After enrollment, an e-mail to students from Barnes & Noble.com outlines recommended reading material.
"[Enrollees] tend to order the books right when they sign," Gilbert said. "I think people who sign up for a class a day or two before it starts are probably buying their books in the stores because they know they can get them right away, whereas unless they live in Manhattan it'll take us a couple of days to get the book to them."
Once the class starts, a lesson is posted twice a week, either in text or in pictures. A message board on the university area offers a virtual classroom environment for interaction with other students and the teachers.
Though the holidays are a big draw for online retailers, that is not expected for Barnes & Noble University.

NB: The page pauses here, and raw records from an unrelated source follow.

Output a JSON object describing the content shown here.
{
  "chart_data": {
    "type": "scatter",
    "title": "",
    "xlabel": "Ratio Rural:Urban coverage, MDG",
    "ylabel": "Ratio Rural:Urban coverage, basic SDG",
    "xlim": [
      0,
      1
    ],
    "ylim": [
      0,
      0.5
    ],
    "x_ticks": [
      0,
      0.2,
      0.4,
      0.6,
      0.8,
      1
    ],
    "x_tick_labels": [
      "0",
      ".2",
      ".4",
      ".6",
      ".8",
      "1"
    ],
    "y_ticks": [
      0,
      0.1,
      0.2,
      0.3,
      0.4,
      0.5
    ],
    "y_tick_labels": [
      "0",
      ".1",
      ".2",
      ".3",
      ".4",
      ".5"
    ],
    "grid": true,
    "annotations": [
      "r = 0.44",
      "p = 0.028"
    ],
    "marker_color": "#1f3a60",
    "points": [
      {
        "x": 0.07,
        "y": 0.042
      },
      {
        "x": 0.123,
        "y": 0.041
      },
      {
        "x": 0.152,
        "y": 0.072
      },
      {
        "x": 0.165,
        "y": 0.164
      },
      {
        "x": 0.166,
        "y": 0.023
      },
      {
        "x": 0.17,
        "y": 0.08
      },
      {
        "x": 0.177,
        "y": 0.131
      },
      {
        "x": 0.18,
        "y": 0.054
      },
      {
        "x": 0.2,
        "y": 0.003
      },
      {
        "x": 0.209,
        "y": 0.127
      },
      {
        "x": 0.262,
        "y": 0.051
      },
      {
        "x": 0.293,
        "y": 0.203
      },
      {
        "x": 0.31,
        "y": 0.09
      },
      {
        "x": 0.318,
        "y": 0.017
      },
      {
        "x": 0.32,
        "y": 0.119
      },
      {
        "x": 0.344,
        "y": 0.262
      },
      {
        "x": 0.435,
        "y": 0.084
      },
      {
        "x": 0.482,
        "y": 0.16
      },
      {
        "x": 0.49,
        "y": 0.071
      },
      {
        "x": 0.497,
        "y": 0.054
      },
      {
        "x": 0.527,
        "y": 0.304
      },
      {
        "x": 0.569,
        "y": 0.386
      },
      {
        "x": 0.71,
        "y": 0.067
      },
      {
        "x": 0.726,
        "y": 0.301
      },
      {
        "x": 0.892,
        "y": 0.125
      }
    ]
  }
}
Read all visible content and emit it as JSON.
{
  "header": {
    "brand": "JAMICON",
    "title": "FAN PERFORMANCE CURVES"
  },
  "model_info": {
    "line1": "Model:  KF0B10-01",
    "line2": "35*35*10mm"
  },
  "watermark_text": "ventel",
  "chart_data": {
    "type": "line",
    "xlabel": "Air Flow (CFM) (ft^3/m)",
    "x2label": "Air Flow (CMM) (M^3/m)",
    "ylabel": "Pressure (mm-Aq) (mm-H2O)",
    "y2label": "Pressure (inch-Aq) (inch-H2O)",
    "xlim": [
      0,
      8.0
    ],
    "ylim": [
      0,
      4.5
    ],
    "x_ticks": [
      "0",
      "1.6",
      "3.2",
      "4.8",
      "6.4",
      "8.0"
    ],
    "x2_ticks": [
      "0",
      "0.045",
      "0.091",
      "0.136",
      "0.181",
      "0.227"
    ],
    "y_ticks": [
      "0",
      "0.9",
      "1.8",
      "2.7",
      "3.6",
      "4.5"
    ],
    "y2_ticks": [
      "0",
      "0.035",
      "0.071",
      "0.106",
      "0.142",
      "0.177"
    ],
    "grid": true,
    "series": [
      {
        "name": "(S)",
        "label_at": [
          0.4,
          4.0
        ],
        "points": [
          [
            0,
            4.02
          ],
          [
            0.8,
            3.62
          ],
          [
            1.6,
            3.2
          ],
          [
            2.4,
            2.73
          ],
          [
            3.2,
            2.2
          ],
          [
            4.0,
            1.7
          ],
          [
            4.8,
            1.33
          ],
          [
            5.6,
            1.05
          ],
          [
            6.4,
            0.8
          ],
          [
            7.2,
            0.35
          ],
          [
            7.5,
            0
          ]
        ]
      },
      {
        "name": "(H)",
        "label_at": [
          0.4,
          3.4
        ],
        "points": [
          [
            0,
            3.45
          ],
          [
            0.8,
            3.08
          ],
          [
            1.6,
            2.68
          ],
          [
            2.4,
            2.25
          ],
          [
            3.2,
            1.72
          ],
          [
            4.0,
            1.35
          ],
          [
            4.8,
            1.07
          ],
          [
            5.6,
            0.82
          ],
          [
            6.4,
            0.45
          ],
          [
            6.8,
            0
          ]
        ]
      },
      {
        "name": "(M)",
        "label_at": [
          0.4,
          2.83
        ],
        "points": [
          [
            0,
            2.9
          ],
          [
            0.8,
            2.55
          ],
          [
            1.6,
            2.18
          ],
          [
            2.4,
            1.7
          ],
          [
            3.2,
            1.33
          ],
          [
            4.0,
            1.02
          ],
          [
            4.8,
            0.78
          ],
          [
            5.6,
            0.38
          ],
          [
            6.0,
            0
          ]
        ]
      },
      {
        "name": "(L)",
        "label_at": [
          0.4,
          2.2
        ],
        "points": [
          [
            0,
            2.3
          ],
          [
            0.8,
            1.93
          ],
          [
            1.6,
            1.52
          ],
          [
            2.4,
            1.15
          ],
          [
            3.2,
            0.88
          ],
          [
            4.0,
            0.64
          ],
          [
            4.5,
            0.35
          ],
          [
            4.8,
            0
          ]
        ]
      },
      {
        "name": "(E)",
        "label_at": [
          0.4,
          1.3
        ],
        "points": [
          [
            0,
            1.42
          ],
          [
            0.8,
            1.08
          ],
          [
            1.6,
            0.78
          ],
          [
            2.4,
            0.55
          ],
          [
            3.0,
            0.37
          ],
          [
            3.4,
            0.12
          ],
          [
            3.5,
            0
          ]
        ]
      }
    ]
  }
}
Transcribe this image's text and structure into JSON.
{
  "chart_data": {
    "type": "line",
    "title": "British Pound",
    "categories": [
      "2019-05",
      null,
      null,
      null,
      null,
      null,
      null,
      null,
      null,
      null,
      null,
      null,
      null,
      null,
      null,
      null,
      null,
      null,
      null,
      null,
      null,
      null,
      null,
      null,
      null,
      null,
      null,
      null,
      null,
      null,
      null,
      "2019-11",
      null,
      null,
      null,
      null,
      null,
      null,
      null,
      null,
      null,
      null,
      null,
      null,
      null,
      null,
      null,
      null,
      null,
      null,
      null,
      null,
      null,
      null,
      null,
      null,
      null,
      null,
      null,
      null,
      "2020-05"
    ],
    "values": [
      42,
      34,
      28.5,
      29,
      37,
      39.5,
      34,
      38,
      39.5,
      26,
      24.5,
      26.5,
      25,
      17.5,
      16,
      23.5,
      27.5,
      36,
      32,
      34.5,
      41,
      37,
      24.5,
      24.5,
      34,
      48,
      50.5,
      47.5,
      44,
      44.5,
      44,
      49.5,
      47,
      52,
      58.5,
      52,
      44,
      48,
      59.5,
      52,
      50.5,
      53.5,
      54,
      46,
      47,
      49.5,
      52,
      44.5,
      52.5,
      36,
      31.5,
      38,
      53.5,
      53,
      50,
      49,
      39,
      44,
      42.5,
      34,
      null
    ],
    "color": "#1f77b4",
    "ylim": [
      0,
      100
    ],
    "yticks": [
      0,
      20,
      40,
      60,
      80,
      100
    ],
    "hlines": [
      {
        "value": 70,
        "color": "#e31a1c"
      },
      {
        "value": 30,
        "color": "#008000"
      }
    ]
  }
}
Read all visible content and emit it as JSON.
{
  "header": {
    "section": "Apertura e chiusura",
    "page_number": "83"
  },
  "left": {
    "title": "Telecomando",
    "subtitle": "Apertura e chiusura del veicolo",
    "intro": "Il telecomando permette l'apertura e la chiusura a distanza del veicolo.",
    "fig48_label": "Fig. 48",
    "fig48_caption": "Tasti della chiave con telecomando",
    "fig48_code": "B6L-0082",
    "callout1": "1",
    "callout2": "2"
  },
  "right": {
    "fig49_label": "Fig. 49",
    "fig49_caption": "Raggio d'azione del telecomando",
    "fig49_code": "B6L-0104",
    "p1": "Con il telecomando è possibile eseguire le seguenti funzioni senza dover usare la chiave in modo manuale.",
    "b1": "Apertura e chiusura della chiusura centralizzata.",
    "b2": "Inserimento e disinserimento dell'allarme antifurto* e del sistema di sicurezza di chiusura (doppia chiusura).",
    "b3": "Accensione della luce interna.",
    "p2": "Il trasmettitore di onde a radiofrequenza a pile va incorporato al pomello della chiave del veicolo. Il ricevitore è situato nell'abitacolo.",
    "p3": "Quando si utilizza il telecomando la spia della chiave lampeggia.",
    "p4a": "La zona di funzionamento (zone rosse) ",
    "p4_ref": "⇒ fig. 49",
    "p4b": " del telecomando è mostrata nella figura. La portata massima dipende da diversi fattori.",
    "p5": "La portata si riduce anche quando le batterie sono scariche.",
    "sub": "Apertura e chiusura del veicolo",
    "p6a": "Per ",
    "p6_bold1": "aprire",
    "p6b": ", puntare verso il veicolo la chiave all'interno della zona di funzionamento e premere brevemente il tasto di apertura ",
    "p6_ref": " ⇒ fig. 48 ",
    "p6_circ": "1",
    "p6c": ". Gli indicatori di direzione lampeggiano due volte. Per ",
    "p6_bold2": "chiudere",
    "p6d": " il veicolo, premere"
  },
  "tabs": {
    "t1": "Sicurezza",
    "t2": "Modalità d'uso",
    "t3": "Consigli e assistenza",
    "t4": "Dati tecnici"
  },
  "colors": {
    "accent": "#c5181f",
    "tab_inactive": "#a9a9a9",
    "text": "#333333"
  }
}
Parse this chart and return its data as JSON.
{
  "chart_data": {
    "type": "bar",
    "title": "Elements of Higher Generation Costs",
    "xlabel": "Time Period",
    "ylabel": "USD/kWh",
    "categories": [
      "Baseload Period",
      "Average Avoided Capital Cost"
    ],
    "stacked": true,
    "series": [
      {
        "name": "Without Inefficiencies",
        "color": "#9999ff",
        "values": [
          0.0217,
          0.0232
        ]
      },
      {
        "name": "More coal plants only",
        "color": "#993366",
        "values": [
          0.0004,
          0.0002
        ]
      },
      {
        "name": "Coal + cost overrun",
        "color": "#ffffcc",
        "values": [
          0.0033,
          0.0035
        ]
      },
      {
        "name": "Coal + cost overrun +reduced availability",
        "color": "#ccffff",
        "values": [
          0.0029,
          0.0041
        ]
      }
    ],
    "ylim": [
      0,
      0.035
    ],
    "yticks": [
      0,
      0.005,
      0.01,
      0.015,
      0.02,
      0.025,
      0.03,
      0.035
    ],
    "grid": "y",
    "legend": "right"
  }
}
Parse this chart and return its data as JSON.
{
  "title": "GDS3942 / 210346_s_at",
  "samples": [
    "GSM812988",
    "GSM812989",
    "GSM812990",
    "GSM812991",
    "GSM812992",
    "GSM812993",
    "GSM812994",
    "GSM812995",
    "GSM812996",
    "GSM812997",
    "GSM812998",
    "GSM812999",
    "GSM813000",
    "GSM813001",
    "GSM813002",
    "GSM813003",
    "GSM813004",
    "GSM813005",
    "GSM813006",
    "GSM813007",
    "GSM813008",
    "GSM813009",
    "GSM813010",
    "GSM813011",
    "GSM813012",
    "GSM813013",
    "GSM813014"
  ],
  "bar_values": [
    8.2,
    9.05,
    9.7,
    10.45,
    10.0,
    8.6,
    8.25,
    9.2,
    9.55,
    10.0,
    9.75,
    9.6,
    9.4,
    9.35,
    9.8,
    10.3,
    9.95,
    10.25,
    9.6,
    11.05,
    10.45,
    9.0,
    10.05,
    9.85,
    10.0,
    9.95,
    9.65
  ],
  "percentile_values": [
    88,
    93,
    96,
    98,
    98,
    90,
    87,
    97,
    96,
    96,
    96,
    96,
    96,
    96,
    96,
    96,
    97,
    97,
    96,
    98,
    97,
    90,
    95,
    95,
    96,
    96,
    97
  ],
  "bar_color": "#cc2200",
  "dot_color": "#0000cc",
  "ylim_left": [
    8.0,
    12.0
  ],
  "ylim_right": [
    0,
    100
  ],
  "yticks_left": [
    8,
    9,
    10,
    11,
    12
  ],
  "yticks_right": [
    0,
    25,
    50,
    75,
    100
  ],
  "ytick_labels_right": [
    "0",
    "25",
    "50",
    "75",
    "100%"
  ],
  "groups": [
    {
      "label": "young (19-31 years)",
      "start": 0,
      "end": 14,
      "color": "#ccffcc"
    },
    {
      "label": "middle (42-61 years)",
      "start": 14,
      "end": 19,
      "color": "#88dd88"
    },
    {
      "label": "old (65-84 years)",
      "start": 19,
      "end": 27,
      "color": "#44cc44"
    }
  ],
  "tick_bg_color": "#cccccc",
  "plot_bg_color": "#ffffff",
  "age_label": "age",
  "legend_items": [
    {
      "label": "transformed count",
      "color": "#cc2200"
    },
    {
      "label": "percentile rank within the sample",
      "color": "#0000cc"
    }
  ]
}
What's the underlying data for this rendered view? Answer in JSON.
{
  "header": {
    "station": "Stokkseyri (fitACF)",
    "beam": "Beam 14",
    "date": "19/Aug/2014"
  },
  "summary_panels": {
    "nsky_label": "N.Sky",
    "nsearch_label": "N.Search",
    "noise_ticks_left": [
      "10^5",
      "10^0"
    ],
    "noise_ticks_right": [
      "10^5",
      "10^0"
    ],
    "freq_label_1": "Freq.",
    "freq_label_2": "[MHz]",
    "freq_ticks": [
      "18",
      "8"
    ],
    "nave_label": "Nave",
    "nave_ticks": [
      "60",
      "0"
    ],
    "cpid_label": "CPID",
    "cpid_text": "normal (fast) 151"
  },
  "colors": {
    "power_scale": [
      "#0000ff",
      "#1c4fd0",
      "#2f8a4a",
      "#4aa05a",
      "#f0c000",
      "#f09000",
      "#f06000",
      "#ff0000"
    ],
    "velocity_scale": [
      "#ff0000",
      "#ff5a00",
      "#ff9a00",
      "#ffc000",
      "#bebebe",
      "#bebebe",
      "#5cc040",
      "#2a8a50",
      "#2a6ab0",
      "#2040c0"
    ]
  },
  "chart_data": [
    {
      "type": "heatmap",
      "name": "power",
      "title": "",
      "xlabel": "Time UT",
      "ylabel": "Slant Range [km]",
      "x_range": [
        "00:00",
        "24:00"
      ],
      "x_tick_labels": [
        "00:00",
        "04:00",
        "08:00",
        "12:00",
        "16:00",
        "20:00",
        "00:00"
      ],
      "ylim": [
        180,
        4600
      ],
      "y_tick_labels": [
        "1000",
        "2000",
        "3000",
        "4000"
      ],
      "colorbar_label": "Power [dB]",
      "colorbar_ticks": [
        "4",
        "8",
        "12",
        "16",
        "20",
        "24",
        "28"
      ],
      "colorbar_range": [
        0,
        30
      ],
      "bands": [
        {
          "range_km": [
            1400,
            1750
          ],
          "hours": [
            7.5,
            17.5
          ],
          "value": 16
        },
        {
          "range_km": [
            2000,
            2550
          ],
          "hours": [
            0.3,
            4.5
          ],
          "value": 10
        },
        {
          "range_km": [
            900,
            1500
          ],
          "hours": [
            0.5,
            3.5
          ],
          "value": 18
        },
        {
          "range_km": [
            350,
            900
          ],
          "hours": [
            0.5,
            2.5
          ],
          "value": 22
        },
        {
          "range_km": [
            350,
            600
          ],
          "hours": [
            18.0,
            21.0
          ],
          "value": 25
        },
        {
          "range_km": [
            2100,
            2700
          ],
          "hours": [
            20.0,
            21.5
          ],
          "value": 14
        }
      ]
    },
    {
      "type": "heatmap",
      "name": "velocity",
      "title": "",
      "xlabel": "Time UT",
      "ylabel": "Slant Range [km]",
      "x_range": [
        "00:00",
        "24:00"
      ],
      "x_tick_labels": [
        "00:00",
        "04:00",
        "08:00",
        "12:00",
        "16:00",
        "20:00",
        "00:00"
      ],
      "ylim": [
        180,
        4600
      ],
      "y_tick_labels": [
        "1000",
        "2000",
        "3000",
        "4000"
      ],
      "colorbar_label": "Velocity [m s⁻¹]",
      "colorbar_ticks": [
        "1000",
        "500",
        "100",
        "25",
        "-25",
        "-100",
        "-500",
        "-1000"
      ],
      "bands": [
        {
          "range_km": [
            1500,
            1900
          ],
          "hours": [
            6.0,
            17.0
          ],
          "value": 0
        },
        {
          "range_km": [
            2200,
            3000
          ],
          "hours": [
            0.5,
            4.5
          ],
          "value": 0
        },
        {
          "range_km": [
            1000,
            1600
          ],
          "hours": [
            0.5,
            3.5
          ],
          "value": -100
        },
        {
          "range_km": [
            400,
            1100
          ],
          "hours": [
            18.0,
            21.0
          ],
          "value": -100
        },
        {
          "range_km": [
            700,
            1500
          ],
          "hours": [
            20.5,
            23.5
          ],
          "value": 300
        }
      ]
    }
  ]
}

"The holidays aren't a huge time for the university," Gilbert said. "In general, our view is that around the holidays, the last thing that someone wants to do is take time to take a class. We tend to gain more students in the fall, and then we'll do a lot in January, when people want to renew themselves and learn new things."
While many students come from the site, an increasing number arrive from the Barnes & Noble retail stores. Stores promote the university through signage and a glossy, tri-fold brochure placed monthly.
The online university is becoming critical in getting consumers to visit the site frequently. This not only improves interaction between brand and consumer, but also raises the likelihood of impulse purchases.
"The average student's taking two-plus courses and they're coming and taking classes once a week, and they're also telling that they're buying things outside the course," Gilbert said. "So we think we're creating better customers by giving them the online equivalent of the comfortable chairs that they have at the Barnes & Noble stores."